On Thu, Nov 19, 2020 at 13:07, Balázs Gibizer <balazs.gibizer@est.tech> wrote:
On Wed, Nov 18, 2020 at 11:24, Dan Smith <dms@danplanet.com> wrote:
That leads me to the first action item I think we need:
ACTION 1: Make the wsgi app able to use something other than nova.conf
All of our other services support a --config-file flag, and I don't see why we wouldn't allow this if it's necessary for deployments. In the pure API arrangement, it shouldn't really be necessary to change this, but clearly you may need to have multiple API workers with different configs, as is the case with metadata-per-cell, or even potentially some admin-focused private API endpoint. If it makes it easier for deployment tools to start the API workers with a specific config file, we should let them do that. You can already work around that hard-coded filename by setting OS_NOVA_CONFIG_DIR to something other than /etc/nova, but we shouldn't require them to create directories just to have separate configs.

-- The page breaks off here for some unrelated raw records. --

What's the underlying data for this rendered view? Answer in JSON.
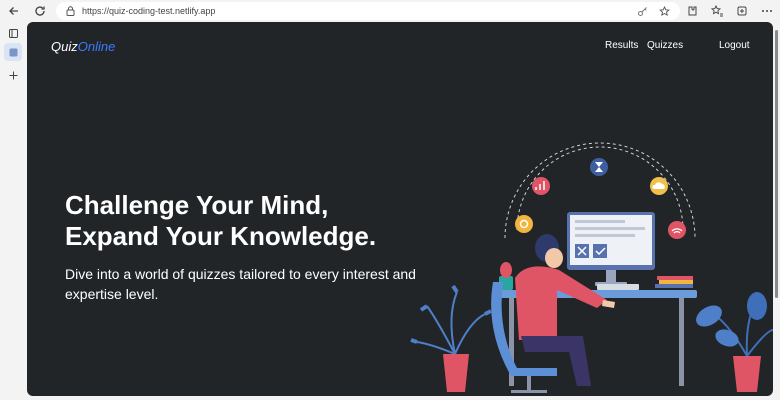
{
  "browser": {
    "url": "https://quiz-coding-test.netlify.app"
  },
  "navbar": {
    "brand_part1": "Quiz",
    "brand_part2": "Online",
    "links": [
      "Results",
      "Quizzes"
    ],
    "logout": "Logout"
  },
  "hero": {
    "headline_line1": "Challenge Your Mind,",
    "headline_line2": "Expand Your Knowledge.",
    "subtitle": "Dive into a world of quizzes tailored to every interest and expertise level."
  },
  "colors": {
    "background": "#212528",
    "brand_accent": "#3a7bff",
    "text": "#ffffff"
  }
}
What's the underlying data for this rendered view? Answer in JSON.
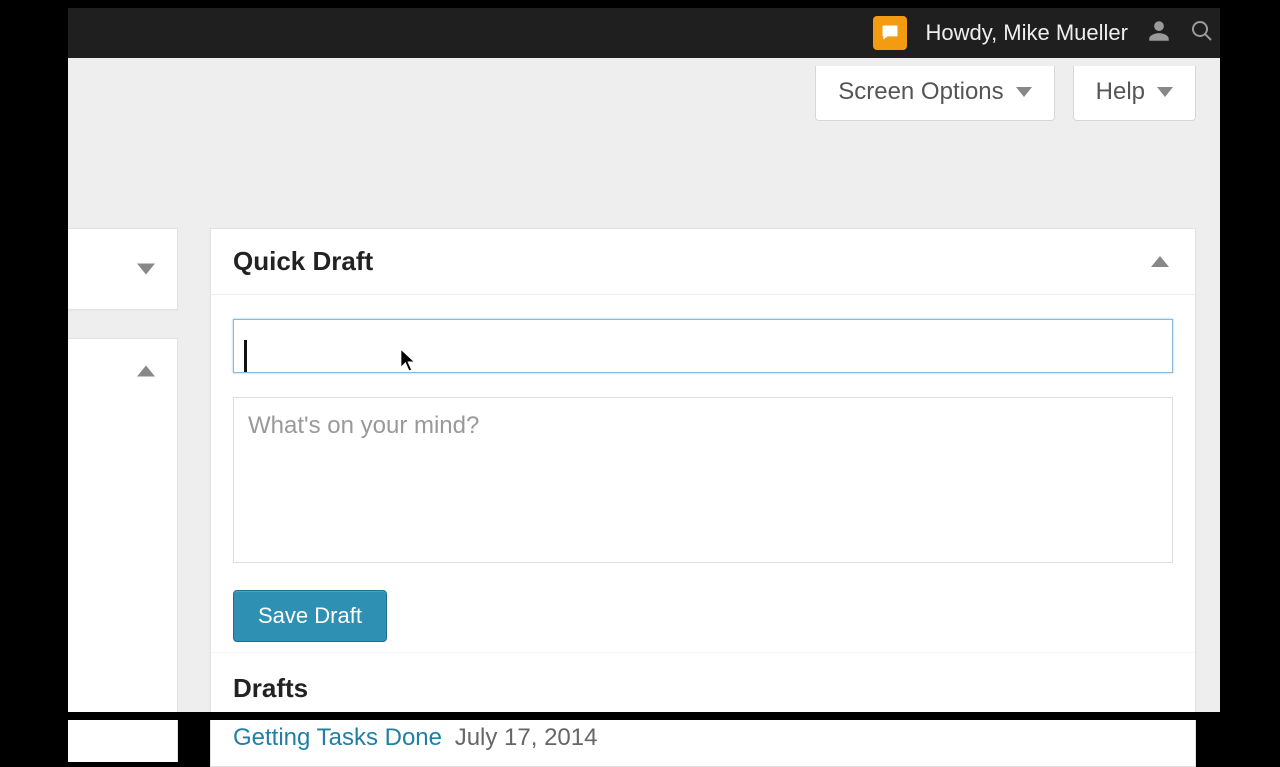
{
  "adminbar": {
    "greeting": "Howdy, Mike Mueller"
  },
  "tabs": {
    "screen_options": "Screen Options",
    "help": "Help"
  },
  "quick_draft": {
    "title": "Quick Draft",
    "title_value": "",
    "content_placeholder": "What's on your mind?",
    "save_label": "Save Draft"
  },
  "drafts": {
    "heading": "Drafts",
    "items": [
      {
        "title": "Getting Tasks Done",
        "date": "July 17, 2014"
      }
    ]
  }
}
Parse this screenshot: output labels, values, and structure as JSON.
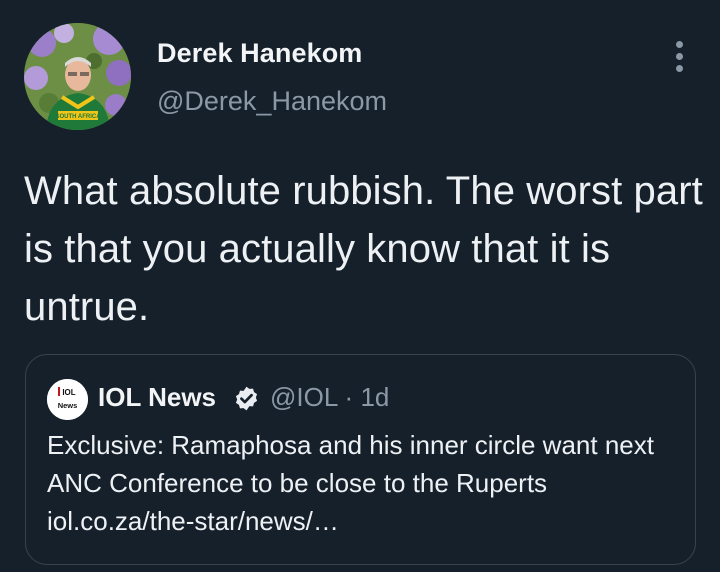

I will look into this change and propose patch a patch.
The next item is related:
ACTION 2: We need to document a minimal viable config for each service
Ollie points out that, obviously, handing the deployer a config reference with 1.21 bajillion config options does not clearly indicate which services need which thing, and especially, which things are _not_allowed_ to be set for a service (such as db credentials on the compute). We can't feasibly audit every config option we have, but it would be very helpful to have a reference that shows what a completely minimal configuration for each service looks like. We could do that by tagging services per config options (which I suggested earlier, and would still be good) but I think maybe a standalone document would be easier for people to follow.
I've opened a doc bug to track the minimal config documentation work: https://bugs.launchpad.net/nova/+bug/1904179 But I would like to get help from others to start proposing this doc.

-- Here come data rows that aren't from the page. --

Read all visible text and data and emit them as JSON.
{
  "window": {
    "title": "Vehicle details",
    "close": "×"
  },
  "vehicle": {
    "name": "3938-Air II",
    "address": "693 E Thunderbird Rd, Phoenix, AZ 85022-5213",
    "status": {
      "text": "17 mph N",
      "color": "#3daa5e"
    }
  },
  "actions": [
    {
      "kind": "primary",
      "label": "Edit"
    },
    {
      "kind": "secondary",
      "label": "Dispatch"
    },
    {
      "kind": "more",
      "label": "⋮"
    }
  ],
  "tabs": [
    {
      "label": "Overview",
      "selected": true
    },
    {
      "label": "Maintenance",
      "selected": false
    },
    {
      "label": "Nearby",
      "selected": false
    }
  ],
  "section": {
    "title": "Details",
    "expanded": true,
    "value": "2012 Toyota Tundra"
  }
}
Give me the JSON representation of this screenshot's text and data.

Dan started the documentation work here https://review.opendev.org/#/c/763412/
Now, on to the question about the hard-fail patch for compute:
https://review.opendev.org/#/c/762176/
The Nova devs have wanted people to _not_ have db credentials in the config file that nova-compute can see for a "Very Long Time." We have even made some assumptions in the code that rely on these credentials being not set on the compute, which is at least partially why we're having this conversation (again) now.
Despite the fact that nobody *should* be setting these credentials in their config file, we know that at in least some circumstances, they are. TripleO is setting them (always I think?) because puppet-nova does that. OSA has said that they're setting them somewhat incidentally when they do all-in-one deployments. The latter is unlikely to affect any real deployments, but the former definitely _will_, and anyone else that isn't present in this discussion may be including credentials unnecessarily, which we will break when we merge that patch. Thus, I think that, even though it feels long overdue for devs, the most prudent and cautious approach will be to:
ACTION 3: Not merge that hard fail until X
We have the warning, we have the reno. We expect that the deployment tools will be working to eliminate the credentials for the compute config, but merging that will make it an emergency for them. We've waited years at this point, we can wait one more cycle for safety. As Ollie pointed out, we've not been super clear about messaging this, despite it being a well-worn assumption amongst the developers for a long time.
I'm OK not to merge the breaking patch in W.
I've pushed a patch for the X cycle with a big Workflow -1 https://review.opendev.org/#/c/763559/
To aid in smoking out any of the jobs or configs that deployment tools may still have which will break when we merge that patch, we should also consider:
ACTION 4: A workaround flag to opt-in to the strict checking
Basically, this would be a one or two-cycle workaround, which when enabled, would opt-in to the (above) behavior of causing compute to fail on startup if db credentials are present. This would allow the deployment tool maintainers, as well as people responsible for CI jobs to smoke test the new behavior early, before we merge it and cause an emergency for them. We can set this as on by default in our devstack jobs to signal that it is good with the new behavior, and also encourage the other deployment projects to set it as well once they're generating clean configs for their nova-computes. Once we merge the patch to actually fail all the time, we can remove this workaround config, according to the original intent of the workarounds group, that those flags are short-lived.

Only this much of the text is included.